Тогда отец сказал: «Что съел кто-нибудь из вас, это нехорошо; но не в том беда. Беда в том, что в сливах есть косточки, и кто не умеет их есть и проглотит косточку, то через день умрет. Я этого боюсь».

Ваня побледнел и сказал: «Нет, я косточку бросил за окошко».

И все засмеялись, а Ваня заплакал.

Мы не могли не начать с того, чтобы не посмотреть морфологию этого текста, оставив его нетронутым хотя бы внешне. Картина, представившаяся нашему взору, была достаточно красочной и оставляла всякие иллюзии по поводу того, что может быть «здоровый» художественный текст. «Косточка» прежде всего представляет собой полную развертку Эдиповой ситуации. Авторитарная (фаллическая – термин Лакана – шизофреногенная – термин Кемпинского) мать – слабый, пытающийся при помощи лжи навести порядок отец, угрожающий кастрацией-смертью – мальчик Ваня, судя по всему 3-5 летний, и его желание съесть сливу как желание инцеста с матерью. Сливы, «этот смутный объект желания», – часть матери – ее грудь – ее половые органы, к которым Ваня принюхивается (копрофагия). Сливы – это по этимологии нечто сияющее. Бедный Ваня. Ананкастическая мать «сочла сливы» и «сказала отцу». И хотя реально Ваня не ел косточку, но страх символической смерти-кастрации гораздо сильнее реального поступка. Заметим, что для отца важна именно не слива, а косточка. Плохо есть тайком сливы (плохо желать матери) но проглотить косточку – это уже страшно, потому карается смертью. Именно поглощение косточки воспринимается как инцест. Проглатывание в мифологической традиции играет огромную роль. От проглатывания чего-либо родились многие мифологические герои: так, Кухулин рождается от того, что его мать выпила воду с насекомым. Конечно, чрезвычайно важно, что рассказ называется не «Слива», а «Косточка», потому что косточка – это то, что содержит в себе семя. Проглотив косточку, Ваня совершил бы символический обряд совокупления с матерью, более того, оплодотворения матери. (Характерно, что Ваня сначала покраснел – стыд за инцест, а потом побледнел – страх кастрации.)
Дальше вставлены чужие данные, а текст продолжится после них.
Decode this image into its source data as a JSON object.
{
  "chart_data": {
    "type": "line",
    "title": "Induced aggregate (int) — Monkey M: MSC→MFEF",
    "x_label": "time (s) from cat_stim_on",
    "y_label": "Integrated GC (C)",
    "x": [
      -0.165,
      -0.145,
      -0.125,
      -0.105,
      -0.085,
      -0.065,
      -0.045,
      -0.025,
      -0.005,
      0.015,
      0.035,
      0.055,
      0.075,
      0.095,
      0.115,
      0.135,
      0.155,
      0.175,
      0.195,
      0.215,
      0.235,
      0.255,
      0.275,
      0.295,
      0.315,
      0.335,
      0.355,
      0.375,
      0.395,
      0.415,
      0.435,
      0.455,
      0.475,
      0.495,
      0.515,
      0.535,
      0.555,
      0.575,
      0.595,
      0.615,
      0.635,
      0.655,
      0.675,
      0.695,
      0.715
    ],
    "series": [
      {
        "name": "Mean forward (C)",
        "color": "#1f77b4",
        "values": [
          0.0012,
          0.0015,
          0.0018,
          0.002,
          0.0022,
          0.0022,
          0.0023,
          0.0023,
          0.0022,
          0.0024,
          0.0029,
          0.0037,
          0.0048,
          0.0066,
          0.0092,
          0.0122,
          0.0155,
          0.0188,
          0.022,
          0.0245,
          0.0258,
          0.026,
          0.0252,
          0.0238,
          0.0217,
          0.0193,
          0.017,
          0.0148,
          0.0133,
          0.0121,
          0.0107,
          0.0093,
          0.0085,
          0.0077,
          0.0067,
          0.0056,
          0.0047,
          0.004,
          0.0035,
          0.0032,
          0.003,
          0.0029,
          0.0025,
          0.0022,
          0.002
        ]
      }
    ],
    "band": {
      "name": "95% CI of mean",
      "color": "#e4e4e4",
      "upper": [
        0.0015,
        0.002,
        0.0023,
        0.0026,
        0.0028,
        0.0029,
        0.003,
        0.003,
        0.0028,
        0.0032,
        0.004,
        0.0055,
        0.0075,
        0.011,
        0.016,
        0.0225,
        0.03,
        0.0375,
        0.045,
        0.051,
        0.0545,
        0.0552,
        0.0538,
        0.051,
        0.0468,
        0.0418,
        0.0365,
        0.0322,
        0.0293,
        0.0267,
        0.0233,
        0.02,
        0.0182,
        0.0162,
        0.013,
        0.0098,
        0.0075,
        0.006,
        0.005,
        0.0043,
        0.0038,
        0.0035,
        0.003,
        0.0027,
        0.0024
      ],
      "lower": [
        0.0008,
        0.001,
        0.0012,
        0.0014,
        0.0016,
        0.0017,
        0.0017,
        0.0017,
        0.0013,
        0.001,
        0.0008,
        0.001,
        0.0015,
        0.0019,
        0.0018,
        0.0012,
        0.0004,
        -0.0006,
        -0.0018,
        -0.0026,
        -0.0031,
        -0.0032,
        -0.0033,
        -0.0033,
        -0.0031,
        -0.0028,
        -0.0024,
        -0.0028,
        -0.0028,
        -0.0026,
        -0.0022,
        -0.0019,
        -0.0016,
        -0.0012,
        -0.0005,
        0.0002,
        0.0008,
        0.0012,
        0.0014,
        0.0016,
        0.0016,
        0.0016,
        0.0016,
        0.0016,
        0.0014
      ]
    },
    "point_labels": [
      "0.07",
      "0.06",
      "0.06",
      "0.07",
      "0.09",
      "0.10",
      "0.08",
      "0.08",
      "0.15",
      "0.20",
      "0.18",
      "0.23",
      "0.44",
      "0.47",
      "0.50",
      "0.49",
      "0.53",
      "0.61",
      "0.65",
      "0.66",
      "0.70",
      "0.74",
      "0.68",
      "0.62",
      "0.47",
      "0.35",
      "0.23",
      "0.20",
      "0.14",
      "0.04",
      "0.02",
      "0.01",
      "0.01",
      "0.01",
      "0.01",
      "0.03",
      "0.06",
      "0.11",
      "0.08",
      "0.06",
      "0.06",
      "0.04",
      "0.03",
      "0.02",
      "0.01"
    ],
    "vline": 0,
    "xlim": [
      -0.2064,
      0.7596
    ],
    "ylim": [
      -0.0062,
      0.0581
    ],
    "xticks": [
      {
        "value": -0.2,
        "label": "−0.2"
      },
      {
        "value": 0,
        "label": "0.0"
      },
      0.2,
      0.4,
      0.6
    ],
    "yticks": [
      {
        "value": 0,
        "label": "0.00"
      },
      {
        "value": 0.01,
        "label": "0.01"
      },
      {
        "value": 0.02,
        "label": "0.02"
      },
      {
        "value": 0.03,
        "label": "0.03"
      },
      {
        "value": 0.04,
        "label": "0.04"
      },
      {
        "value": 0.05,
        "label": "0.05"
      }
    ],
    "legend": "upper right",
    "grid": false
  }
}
Мифология косточки – кости – зерна – зернышка – семечка дает обширный интертекстуальный контекст, связывающий поведение Вани с известным комплексом, отсылающим к работе Фрейда «По ту сторону принципа удовольствия», с комплексом эроса-танатоса, которому почему-то в свое время не дали имени собственного. Назовем его «комплексом Персефоны».